My first attempt was baked in an au gratin pan and while I ate the whole thing, it needed a few tweaks. This version, using a muffin tin and US-grown short grain brown rice was a complete success. A short grain rice has just enough starch to make a successful crust.
makes 6 portions
* 2 cups cooked U.S.-grown short grain brown rice
* 1/4 cup grated cheese, 4 Cheddar or 4 Italian blend
* 1 egg
* 1 1/2 pounds carrots, sliced into 1/2" coins
* 5 peeled garlic cloves
* 1 tablespoon both olive oil and unsalted butter
* 1/2 teaspoon ground coriander
* 1/2 teaspoon freshly grated ginger
* 3 eggs + 1 egg yolk
* 2 ounces goat cheese
* 1 cup buttermilk
* 2 tablespoons honey
* 1 teaspoon sea salt
* 1/4 teaspoon freshly grated nutmeg
* 1/2 teaspoon freshly grated black pepper
You will need:
One pie plate or a 6 piece Texas muffin pan
Large sheet pan
Small bowl of water
1. Preheat the oven to 425°. In a large bowl, add the carrots, garlic cloves, coriander, olive oil & butter. Toss to coat and season with salt. Add mixture to a sheet pan, evenly spaced and roast for 40 minutes, mixing halfway.
2. Remove carrots from the oven and add to the bowl of a blender. Add the eggs, buttermilk, honey and goat cheese and puree. Does not have to be perfectly smooth.
3. Season with nutmeg, salt & pepper.
4. While carrots are roasting, mix the rice, cheese and egg. Separate mixture into 6 equal 3 ounce portions (if using muffin tin) and spray the pan of choice with a release agent.
5. Using a spoon dipped in the water, spread the rice evenly to the edges of the pan. Dip the spoon into the water if the rice starts to stick.
6. Bake the crust for 30 minutes. Remove and cool. Can be refrigerated, covered, up to two days or frozen up to one month).
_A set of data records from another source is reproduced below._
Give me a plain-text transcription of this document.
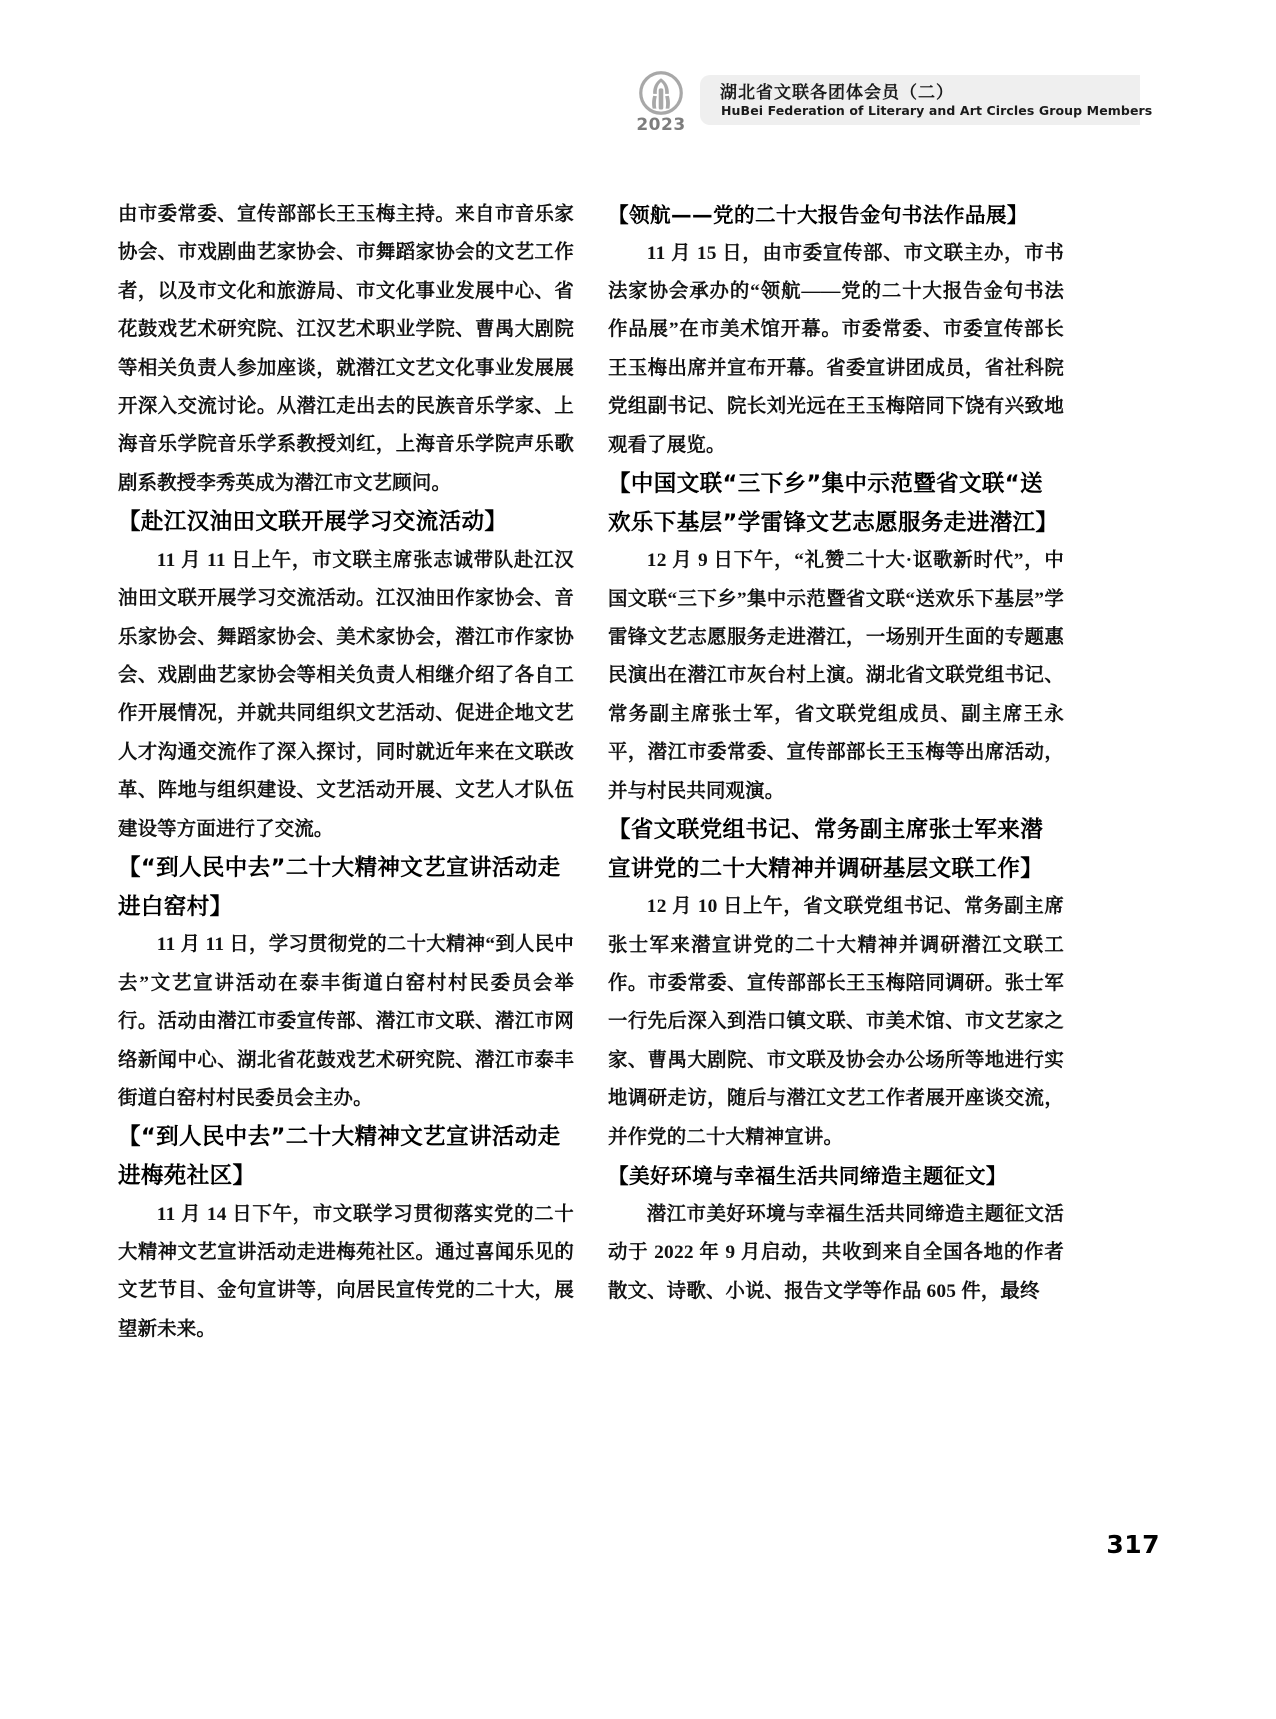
2023
湖北省文联各团体会员（二）
HuBei Federation of Literary and Art Circles Group Members

由市委常委、宣传部部长王玉梅主持。来自市音乐家协会、市戏剧曲艺家协会、市舞蹈家协会的文艺工作者，以及市文化和旅游局、市文化事业发展中心、省花鼓戏艺术研究院、江汉艺术职业学院、曹禺大剧院等相关负责人参加座谈，就潜江文艺文化事业发展展开深入交流讨论。从潜江走出去的民族音乐学家、上海音乐学院音乐学系教授刘红，上海音乐学院声乐歌剧系教授李秀英成为潜江市文艺顾问。

【赴江汉油田文联开展学习交流活动】

11 月 11 日上午，市文联主席张志诚带队赴江汉油田文联开展学习交流活动。江汉油田作家协会、音乐家协会、舞蹈家协会、美术家协会，潜江市作家协会、戏剧曲艺家协会等相关负责人相继介绍了各自工作开展情况，并就共同组织文艺活动、促进企地文艺人才沟通交流作了深入探讨，同时就近年来在文联改革、阵地与组织建设、文艺活动开展、文艺人才队伍建设等方面进行了交流。

【“到人民中去”二十大精神文艺宣讲活动走进白窑村】

11 月 11 日，学习贯彻党的二十大精神“到人民中去”文艺宣讲活动在泰丰街道白窑村村民委员会举行。活动由潜江市委宣传部、潜江市文联、潜江市网络新闻中心、湖北省花鼓戏艺术研究院、潜江市泰丰街道白窑村村民委员会主办。

【“到人民中去”二十大精神文艺宣讲活动走进梅苑社区】

11 月 14 日下午，市文联学习贯彻落实党的二十大精神文艺宣讲活动走进梅苑社区。通过喜闻乐见的文艺节目、金句宣讲等，向居民宣传党的二十大，展望新未来。

【领航——党的二十大报告金句书法作品展】

11 月 15 日，由市委宣传部、市文联主办，市书法家协会承办的“领航——党的二十大报告金句书法作品展”在市美术馆开幕。市委常委、市委宣传部长王玉梅出席并宣布开幕。省委宣讲团成员，省社科院党组副书记、院长刘光远在王玉梅陪同下饶有兴致地观看了展览。

【中国文联“三下乡”集中示范暨省文联“送欢乐下基层”学雷锋文艺志愿服务走进潜江】

12 月 9 日下午，“礼赞二十大·讴歌新时代”，中国文联“三下乡”集中示范暨省文联“送欢乐下基层”学雷锋文艺志愿服务走进潜江，一场别开生面的专题惠民演出在潜江市灰台村上演。湖北省文联党组书记、常务副主席张士军，省文联党组成员、副主席王永平，潜江市委常委、宣传部部长王玉梅等出席活动，并与村民共同观演。

【省文联党组书记、常务副主席张士军来潜宣讲党的二十大精神并调研基层文联工作】

12 月 10 日上午，省文联党组书记、常务副主席张士军来潜宣讲党的二十大精神并调研潜江文联工作。市委常委、宣传部部长王玉梅陪同调研。张士军一行先后深入到浩口镇文联、市美术馆、市文艺家之家、曹禺大剧院、市文联及协会办公场所等地进行实地调研走访，随后与潜江文艺工作者展开座谈交流，并作党的二十大精神宣讲。

【美好环境与幸福生活共同缔造主题征文】

潜江市美好环境与幸福生活共同缔造主题征文活动于 2022 年 9 月启动，共收到来自全国各地的作者散文、诗歌、小说、报告文学等作品 605 件，最终

317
7. Spoon the carrot mixture into the pie plate or muffin tins, filling right to the top, without going over.
8. Bake for 30 minutes at 350°. If you stick a toothpick into the center, it should be moist but not wet. Remove and cool for 15 minutes. Serve immediately or, if refrigerated, bring to room temperature and reheat in the oven for 20 minutes. They are done when the tip of a knife inserted through the tart comes out warm.
The crust was crisp and chewy and the interior was creamy, tart and sweet. The perfect side to a roasted meat or a baked fish.
What child wouldn't love their own tart?